Ausgerechnet der Kindersegen sorgt in Silstedts Grundschule "Henning Calvör“ für Sorgenfalten. Das Schulgebäude platzt aus allen Nähten.

Von Julia Bruns 23.06.2017, 01:01

Wernigerode/Silstedt l „Wir beschweren uns nicht“, sagt Ines Havenstein mit leiser Stimme. „In den letzten zehn Jahren wurde sehr viel in die Schule hineingesteckt. Laptops wurden angeschafft für die Kinder, der Bolzplatz wird gebaut und wir sind sehr glücklich über die neue Turnhalle“, zählt die 51-jährige Schulleiterin in der Sitzung des Kulturausschusses auf. Doch eine Sache trübt die Stimmung in der Silstedter Grundschule – das Haus platzt aus allen Nähten.

Der Ort beweist Demographen das Gegenteil dessen, was sie vor Jahren prophezeit haben. In Silstedts Schule sollten eigentlich – glaubte man den Voraussagen – heute um die 60 Kinder lernen. Doch es sind 88 Mädchen und Jungen, die die Bildungsstätte besuchen – Tendenz steigend. Seit 2013 drückt zuätzlich zu den Kindern aus Silstedt, Minsleben und Benzingerode auch der Nachwuchs aus Reddeber die Schulbank in Silstedt. „Momentan gehen im Schnitt 25 Kinder in eine Klasse“, sagt Ines Havenstein.

Bildungsminister Marco Tullner (CDU) habe angekündigt, die Klassenstärken durchschnittlich auf 22 Kinder anzuheben, um dem Lehrermangel zu trotzen. „Doch bei mehr als 30 Kindern, wie es sich für 2018 und 2019 ankündigt, ist Schluss“, sagt Ines Havenstein.

Nur vier Klassenräume bietet das Gebäude. Ein Lehrerzimmer, kaum größer als eine Besenkammer, ist Treffpunkt der sechs Kollegen und einer pädagogischen Lehrkraft. „Wir brauchen nicht unbedingt mehr Platz“, sagt Ines Havenstein bescheiden. Ihr gehe es um die Kinder – um Platz zum Lernen und differenzierten Arbeiten.

Die winzige Aula – man könnte sie mit einem großzügigen Klassenraum verwechseln – dient als Essensraum. „Die meisten Kinder essen in der Schule. Fast alle 88 Schüler sind Hortkinder“, sagt die Ilsenburgerin. „Wir müssen in drei Schichten Mittag essen.“ Daher kann die Aula nicht mehr als zusätzlicher Klassenraum genutzt werden.

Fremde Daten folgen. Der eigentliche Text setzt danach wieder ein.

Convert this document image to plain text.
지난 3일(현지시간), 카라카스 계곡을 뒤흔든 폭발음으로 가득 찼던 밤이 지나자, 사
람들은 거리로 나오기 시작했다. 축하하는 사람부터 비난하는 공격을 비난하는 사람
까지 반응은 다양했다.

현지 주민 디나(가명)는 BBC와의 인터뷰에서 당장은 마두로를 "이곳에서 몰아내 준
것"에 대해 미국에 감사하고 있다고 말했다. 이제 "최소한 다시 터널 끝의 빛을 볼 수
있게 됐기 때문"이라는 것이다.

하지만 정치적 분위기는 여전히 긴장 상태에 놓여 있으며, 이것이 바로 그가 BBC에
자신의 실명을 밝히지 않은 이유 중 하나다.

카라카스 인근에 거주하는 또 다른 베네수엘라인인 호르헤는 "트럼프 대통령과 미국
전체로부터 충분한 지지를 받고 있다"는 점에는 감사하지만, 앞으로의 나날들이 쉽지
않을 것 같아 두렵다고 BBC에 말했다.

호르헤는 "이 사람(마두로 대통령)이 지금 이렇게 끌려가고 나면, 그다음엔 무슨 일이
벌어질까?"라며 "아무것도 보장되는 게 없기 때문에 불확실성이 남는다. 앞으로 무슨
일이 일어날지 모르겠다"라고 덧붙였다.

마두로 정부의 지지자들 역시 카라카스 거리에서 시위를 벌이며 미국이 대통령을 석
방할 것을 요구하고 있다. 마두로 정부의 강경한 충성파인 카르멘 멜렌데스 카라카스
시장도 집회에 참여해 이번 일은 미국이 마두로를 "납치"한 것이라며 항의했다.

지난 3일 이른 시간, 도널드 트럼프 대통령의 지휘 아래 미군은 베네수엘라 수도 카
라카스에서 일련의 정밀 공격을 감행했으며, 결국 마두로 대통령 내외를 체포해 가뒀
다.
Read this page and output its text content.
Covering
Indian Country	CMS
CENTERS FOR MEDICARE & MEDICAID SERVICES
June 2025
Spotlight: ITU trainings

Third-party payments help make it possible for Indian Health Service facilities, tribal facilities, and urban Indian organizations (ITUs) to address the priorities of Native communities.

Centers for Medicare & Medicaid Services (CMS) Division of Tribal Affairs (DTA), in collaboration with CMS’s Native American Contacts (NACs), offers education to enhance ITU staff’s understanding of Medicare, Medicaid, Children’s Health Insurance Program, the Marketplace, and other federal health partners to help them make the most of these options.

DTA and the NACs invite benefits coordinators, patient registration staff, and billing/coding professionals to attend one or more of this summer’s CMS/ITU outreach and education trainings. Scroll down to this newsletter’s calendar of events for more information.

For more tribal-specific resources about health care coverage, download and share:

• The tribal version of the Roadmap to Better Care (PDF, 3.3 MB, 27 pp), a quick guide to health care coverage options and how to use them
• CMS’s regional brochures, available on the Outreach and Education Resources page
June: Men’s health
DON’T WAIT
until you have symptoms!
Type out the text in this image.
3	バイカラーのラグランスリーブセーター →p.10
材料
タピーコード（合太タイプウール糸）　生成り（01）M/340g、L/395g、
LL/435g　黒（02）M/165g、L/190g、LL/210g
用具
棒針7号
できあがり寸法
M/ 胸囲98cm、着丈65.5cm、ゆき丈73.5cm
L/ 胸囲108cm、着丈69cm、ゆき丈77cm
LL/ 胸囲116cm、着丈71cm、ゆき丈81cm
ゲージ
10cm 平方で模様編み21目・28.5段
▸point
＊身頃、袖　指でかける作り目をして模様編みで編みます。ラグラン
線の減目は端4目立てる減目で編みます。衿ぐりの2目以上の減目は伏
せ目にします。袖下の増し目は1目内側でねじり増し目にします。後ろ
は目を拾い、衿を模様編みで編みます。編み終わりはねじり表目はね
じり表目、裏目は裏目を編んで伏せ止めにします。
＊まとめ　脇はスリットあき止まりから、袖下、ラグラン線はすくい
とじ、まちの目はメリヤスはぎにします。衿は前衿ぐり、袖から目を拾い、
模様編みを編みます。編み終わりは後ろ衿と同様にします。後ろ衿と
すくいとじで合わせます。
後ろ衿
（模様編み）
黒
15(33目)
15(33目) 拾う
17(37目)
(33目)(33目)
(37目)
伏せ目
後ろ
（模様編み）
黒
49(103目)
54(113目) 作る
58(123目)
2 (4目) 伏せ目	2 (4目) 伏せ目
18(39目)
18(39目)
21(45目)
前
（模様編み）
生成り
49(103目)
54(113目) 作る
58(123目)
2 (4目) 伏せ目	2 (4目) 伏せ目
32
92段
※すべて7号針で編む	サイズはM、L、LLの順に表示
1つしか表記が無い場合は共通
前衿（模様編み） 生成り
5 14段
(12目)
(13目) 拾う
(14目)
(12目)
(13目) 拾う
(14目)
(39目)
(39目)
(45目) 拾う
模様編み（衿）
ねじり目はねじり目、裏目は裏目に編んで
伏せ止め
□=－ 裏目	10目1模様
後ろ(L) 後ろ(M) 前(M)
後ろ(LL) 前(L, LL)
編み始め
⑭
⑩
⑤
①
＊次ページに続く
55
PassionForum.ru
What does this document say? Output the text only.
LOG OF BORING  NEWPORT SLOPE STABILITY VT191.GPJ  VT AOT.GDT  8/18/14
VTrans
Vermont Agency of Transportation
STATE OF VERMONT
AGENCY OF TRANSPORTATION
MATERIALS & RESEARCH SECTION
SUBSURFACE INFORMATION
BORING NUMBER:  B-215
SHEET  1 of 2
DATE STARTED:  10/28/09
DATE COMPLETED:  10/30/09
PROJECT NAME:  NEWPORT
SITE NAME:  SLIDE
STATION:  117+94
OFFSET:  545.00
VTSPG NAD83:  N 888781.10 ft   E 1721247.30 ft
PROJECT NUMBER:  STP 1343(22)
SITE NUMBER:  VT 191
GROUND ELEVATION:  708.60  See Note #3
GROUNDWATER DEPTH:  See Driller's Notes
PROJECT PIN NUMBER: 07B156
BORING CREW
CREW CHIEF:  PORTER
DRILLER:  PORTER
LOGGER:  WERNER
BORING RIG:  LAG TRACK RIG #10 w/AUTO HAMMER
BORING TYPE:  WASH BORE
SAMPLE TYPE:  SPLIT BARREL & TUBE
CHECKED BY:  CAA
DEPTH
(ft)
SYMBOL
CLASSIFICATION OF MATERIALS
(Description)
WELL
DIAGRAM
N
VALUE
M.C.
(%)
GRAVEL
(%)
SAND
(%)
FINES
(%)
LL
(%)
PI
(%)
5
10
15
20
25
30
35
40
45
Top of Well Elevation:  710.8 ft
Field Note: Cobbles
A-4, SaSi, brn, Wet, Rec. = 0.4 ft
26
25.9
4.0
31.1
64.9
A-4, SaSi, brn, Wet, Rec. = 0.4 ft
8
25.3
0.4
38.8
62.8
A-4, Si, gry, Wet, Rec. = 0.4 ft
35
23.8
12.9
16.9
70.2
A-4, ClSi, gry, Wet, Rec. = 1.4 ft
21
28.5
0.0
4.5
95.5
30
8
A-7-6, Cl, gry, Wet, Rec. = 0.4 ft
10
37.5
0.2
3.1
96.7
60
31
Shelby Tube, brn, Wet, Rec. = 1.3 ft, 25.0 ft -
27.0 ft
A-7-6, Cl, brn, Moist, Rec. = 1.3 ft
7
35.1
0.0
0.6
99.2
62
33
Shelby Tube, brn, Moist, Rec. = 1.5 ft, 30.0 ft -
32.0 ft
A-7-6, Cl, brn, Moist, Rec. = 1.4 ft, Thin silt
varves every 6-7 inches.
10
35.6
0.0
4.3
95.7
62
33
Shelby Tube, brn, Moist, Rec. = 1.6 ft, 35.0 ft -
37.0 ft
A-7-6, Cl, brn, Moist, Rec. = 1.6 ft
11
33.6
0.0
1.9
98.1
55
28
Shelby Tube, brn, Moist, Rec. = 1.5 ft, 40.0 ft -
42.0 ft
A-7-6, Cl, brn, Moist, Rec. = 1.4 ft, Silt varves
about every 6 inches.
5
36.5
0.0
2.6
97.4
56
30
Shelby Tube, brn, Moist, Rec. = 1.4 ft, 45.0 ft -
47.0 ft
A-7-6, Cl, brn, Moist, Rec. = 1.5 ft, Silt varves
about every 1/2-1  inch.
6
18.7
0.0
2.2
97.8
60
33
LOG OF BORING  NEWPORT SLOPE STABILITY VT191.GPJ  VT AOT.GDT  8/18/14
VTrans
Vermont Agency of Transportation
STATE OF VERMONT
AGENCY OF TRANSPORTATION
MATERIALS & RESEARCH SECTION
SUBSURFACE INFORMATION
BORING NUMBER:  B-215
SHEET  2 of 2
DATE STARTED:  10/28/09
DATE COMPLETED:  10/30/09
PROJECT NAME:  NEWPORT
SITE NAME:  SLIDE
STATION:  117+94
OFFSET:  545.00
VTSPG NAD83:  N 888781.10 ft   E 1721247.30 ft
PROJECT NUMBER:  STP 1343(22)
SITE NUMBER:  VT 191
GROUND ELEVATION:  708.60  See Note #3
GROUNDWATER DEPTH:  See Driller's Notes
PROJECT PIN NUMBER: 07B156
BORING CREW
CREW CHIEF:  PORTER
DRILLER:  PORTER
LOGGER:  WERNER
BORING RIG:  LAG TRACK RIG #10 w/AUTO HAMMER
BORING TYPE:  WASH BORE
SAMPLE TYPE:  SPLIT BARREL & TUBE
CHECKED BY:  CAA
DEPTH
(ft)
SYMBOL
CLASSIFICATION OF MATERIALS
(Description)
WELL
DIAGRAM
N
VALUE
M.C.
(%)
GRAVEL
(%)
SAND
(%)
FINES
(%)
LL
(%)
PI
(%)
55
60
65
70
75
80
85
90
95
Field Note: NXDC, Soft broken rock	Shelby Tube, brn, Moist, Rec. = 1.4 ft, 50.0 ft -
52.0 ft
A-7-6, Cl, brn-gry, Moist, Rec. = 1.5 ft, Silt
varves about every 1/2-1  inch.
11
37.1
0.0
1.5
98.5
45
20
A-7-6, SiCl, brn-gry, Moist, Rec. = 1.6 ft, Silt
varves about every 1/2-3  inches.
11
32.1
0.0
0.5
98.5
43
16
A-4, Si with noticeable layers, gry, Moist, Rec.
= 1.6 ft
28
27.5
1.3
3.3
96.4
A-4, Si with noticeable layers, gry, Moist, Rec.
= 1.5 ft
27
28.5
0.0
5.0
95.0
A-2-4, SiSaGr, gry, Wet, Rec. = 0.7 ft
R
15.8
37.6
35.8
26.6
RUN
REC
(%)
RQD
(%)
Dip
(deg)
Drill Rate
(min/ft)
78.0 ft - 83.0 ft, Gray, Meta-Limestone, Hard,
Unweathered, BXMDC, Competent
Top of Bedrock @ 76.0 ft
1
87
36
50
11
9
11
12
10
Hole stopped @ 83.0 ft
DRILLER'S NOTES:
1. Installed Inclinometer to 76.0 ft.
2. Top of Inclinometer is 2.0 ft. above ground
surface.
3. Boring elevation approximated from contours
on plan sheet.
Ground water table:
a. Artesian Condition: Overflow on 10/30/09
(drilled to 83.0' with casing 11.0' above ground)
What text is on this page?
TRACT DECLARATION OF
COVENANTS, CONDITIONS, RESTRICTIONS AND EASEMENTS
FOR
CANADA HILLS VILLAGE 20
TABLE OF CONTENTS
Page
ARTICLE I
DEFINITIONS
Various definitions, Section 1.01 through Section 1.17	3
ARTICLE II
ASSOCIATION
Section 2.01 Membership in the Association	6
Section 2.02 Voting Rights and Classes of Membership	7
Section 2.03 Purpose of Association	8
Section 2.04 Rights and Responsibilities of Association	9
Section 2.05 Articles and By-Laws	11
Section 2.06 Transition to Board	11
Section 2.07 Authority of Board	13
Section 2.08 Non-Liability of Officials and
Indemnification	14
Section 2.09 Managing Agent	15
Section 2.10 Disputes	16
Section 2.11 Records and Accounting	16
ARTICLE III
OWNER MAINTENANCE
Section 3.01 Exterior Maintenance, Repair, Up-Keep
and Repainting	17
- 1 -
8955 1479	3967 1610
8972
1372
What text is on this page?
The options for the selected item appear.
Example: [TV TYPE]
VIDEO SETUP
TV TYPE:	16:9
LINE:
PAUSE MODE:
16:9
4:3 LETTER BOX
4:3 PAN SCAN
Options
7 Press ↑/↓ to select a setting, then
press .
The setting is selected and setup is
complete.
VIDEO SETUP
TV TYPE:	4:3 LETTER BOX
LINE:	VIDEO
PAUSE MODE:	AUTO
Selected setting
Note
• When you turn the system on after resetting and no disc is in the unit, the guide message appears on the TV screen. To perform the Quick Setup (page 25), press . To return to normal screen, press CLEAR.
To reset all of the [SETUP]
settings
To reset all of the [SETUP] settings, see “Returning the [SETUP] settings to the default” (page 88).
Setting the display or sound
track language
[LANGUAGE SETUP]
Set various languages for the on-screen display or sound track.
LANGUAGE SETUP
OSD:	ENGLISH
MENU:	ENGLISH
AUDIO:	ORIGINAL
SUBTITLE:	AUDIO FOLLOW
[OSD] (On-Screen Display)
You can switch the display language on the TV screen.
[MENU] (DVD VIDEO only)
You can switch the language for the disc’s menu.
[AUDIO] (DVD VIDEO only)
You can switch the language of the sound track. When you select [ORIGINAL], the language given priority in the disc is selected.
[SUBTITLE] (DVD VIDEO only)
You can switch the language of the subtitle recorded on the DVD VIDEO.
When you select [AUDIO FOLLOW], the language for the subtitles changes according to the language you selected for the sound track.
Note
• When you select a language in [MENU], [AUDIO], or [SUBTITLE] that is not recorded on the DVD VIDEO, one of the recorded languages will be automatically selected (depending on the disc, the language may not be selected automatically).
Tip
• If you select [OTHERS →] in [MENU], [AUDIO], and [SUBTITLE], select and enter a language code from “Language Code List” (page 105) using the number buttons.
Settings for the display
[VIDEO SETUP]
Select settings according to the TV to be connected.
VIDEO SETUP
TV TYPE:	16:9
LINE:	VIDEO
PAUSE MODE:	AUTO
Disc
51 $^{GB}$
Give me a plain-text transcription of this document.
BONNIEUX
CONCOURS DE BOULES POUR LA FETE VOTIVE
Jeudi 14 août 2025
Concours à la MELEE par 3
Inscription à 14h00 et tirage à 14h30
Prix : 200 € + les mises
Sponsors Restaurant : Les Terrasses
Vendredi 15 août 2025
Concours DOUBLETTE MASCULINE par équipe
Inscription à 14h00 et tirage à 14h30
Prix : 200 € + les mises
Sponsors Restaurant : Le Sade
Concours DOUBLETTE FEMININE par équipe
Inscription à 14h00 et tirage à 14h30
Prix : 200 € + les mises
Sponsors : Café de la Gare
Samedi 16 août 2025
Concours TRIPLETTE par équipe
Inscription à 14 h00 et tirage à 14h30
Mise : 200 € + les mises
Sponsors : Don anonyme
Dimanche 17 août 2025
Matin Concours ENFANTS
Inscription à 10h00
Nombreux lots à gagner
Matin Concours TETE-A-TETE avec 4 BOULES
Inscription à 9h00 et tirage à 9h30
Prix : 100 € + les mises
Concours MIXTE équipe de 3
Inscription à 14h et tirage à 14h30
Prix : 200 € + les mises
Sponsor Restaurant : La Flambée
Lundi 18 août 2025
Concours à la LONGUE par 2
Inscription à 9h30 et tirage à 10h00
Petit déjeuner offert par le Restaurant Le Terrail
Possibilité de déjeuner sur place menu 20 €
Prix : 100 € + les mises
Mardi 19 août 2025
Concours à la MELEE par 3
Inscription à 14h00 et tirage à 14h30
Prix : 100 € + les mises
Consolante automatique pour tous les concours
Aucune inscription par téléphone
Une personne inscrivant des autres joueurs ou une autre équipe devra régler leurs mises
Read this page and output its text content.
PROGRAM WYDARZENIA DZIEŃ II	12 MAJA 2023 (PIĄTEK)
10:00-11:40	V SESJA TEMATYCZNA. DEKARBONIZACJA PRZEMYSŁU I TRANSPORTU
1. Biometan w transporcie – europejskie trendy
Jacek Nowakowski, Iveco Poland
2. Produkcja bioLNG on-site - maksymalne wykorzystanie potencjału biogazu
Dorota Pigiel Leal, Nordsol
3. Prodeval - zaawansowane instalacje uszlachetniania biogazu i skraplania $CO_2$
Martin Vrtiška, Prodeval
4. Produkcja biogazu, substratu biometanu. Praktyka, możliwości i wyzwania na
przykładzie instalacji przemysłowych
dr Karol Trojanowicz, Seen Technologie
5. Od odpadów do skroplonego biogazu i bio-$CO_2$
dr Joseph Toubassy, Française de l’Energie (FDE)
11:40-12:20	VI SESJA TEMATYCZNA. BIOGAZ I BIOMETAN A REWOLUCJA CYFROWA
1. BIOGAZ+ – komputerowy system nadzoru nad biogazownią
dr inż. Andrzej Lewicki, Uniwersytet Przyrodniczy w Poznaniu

All das erklärt die Lehrerin den Mitgliedern des Kulturausschusses, darunter der Vorsitzenden Angela Gorr (CDU), dem Dezernenten für Gemeinwesen Christian Fischer und Amtsleiterin Silvia Lisowski. Sie sei sich des Platzmangels bewusst. „Wir machen die Augen nicht vor den Problemen zu, wir arbeiten an einer Lösung“, verspricht Silvia Lisowski.

Christian Fischer findet deutlichere Worte. „Wir sind in der Pflicht, etwas zu tun. Wenn man eine Schule im Dorf halten will, dann muss man das auch richtig angehen“, sagt er. „Diese Schule wurde für 80 Kinder konzipiert. Die Prognosen für 2022/23 sagen 112 Schüler voraus – das ist eine Auslastung von 138 Prozent“, rechnet er vor. Die Ausschussmitglieder ziehen die Augenbrauen in die Höhe. „Ich möchte mich bei Ihnen im Namen der Verwaltung entschuldigen, dass die Situation so ist, wie sie ist“, sagt er an Ines Havenstein gewandt. Mittelfristig sei aus seiner Sicht keine Besserung zu erwarten. Damit deutet er an, was viele in dem Ausschuss denken – es muss gebaut oder erweitert werden. Ines Havenstein arbeitet seit 2007 in der Silstedter Grundschule, hat schon ein Auf und Ab der Schülerzahlen und Reformen miterlebt. „Wir hatten auch Zeiten mit 60 bis 70 Schülern“, erinnert sie sich.

„2013 kamen dann die Reddeberaner Kinder dazu“, sagt sie. Kurz zuvor stand der Erhalt der Schule in Silstedt auf der Kippe. Aufgrund der Schülerzahlen drohte die Schließung. Damals mussten mindestens 80 Kinder eine Grundschule besuchen, um sie zu erhalten. Silvia Lisowski warb 2013 im Reddeberaner Ortschaftsrat um die Gunst der Eltern – mit Erfolg. Dann wurden die Mindestschülerzahlen auf 60 Kinder abgesenkt.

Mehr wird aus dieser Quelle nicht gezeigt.